Since leaving full time paid ministry, I have had more opportunities to sit and talk with pastors than I did when I was in full time ministry. I love being with pastors. I love their hearts, their passion, their commitment level. Local church pastors and church planters continue to be some of the people I respect more than anyone else. They are unsung heroes and worthy of love and respect.
But here is the message I think most (not all) congregations send to their pastors:
“Do more, be better, go faster… grow the church, love me, make sure my kids love Jesus… but take time off, model perfect family and marriage life (or perfect single life), have hobbies, pray more, read the bible more, give more… and be available 24-7 as needed, meet with me on-demand…”
Most pastors hear all of these contradictory messages regularly. Is it any wonder that so many pastors today fail, fall, fizzle or fold?
What is the answer?
First, I think pastors need to teach their congregations on this issue. And set boundaries. And then take the hits for doing so.
Second, I think pastors should have some combination of a pastors small group, coaching/mentoring, and spiritual direction. I think churches should pay for this (where there is a cost involved). I honestly believe if I had a pastor small group and had started coaching/mentoring/spiritual direction earlier in my ministry career, I might have avoided my own crash-and-burn scenario.
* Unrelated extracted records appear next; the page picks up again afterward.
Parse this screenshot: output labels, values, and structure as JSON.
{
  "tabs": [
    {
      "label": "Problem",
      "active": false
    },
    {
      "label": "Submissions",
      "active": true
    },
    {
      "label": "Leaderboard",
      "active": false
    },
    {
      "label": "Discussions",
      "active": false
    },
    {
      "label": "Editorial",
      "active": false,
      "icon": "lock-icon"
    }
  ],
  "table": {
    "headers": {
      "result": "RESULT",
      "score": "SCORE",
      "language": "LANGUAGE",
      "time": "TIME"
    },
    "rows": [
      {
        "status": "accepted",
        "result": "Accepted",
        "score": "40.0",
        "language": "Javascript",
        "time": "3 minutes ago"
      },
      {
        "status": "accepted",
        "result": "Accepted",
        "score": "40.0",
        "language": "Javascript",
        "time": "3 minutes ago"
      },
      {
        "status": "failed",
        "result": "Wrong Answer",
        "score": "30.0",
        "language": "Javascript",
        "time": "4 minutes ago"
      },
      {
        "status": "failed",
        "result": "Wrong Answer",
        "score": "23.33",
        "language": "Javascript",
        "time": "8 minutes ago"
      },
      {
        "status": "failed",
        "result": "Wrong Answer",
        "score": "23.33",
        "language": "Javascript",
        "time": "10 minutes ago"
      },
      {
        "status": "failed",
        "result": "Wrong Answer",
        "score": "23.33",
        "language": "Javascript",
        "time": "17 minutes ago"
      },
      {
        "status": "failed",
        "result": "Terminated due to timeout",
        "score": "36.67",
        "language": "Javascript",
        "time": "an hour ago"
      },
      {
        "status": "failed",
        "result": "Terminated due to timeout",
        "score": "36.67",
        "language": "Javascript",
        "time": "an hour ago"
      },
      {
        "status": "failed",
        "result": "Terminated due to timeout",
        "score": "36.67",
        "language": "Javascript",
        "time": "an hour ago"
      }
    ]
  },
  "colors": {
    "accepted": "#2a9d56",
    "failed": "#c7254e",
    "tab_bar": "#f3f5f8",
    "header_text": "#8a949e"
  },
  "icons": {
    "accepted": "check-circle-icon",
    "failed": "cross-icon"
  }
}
Third, pastors should be given (a) paid vacation; plus (b) paid study leave; plus (c) an unlimited (or close to it) book budget; plus (d) professional development fund to attend 1-2 conferences a year; plus (e) intentional preaching breaks, where pastors are in the congregation worshiping, but not preaching. In order to facilitate vacation/study leave/preaching breaks, money needs to be available for pulpit supply during that time. People often balk at the book budget — and I was often criticized for buying and reading too many books. But books and ideas are the tools that pastors use — in preaching, leadership, strategy, and personal soul-care. It was not unusual for me to read (or at least skim) 10 books in a week — some were immensely helpful, others less so. But these books influenced my preaching; became small group studies; were passed on to people in the congregation; etc etc. (Side note and similar point: worship pastors should have unlimited iTunes budgets or the equivalent… listening to new worship music is part of their job!)
Fourth, the pastor needs a real advocate, hopefully from the Board and members — someone who can say no for the pastor and have their back when people attack.
Fifth, in a larger church, a personal assistant is almost a necessity.
Sixth, pastors need the freedom to have some real friends in the congregation — and the freedom not to be “friends” with everyone in the congregation. The same is true of the pastor’s spouse (if they have one).
Seventh, pastors need to have people around them who (a) actively encourage them, (b) actively challenge and speak truth to them, and (c) actively pray for them and with them. I had some folks in all three categories, but none who did all three. That is the key — the encouragers need to also challenge and pray. If this group doesn’t naturally develop, it needs to be cultivated — this might be the most important one of all the ones I have talked about.
Eighth, pastors need a church too. In other words, the church they serve is also the church they are a part of. They need to be spiritually nurtured and to worship and to have authentic fellowship — they need to know and be known, love and be loved, celebrate and be celebrated, serve and be served! When the church they serve is not their church, they quickly become merely hired hands and community chaplains… not spiritual leaders and shepherds. This might be the greatest challenge for congregations, because so much in the DNA of congregational life and denominational polity fights against this. But I think it is critical.
Those are my thoughts… I would love to hear yours… from pastors as well as members of congregations. What have I missed? What other best practices have you seen or experienced? Where am I off base?